Insider trading is among the most notorious forms of white-collar crime. While it might seem a little sterile and harmless, it’s just as financially damaging as any more hands-on form of robbery. Let’s take a look at what it is, and why lawmakers around the world have decided to put severe restrictions on it.
What is Insider Trading?
An insider is a person within a company who has access to information that’s not in the public domain. They might also have stock equally more than 10% of a firm’s equity. This information might be used to make profitable transactions on the stock market. For example, a trader with advanced knowledge that a series of store closures are going to be announced might pre-emptively sell all of their stock, only to buy it again when the price goes down.

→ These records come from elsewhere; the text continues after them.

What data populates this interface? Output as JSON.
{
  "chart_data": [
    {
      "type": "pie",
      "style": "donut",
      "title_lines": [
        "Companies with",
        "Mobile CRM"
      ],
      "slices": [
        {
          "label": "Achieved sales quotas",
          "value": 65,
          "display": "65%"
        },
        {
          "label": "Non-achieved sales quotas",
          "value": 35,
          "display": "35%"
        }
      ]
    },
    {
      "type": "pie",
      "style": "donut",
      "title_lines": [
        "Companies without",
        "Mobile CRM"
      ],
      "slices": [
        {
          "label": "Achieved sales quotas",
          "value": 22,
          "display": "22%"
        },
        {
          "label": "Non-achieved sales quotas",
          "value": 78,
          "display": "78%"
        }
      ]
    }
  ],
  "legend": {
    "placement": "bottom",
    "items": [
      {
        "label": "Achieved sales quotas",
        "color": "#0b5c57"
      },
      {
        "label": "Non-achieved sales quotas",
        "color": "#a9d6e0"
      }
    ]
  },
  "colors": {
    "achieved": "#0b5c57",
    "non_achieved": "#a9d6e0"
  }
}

Behaviour of this sort isn’t inherently illegal – but inside traders must register transactions they make with the relevant authority. When the number of trades of a given stock fluctuate in the absence of any announcement from the company, then the authorities have reason to suspect insider trading.
Why is Insider Trading Illegal?
Insider trading is illegal because the trader responsible is at an unfair advantage compared to investors who don’t have access to the same information. This can create an environment where investment in general is discouraged – because who would want to take a chance on an unknown company when there might be an inside trader looking to get rich at their expense. The practice can give the impression that the market is rigged.
It’s largely for this reason that financial authorities across the world clamp down hard on trades of this kind.
In many cases, the person committing the inside trade owes a fiduciary duty to the company’s shareholders. That is, they’re responsible for the financial wellbeing of those people, just as a medical practitioner might be responsible for the physical wellbeing of their patients.
Insider trading can, however, take place in the absence of any duty of this kind. It can sometimes be brought to light by the discovery of other white-collar crimes, like corporate espionage.
Is there room for regulation?
There does exist a school of thought which holds that insider trading isn’t actually all that bad, and that a better approach would be to regulate trades of this kind rather than ban them outright. There are a few arguments in favour of allowing insider trading. For one thing, trades informed by non-public information might allow risk to be conveyed to the public without disclosing that information.
If the price of a share suddenly plunges without apparent cause, you might take it as read that something has happened. Many argue that banning the practice only delays what might happen anyway.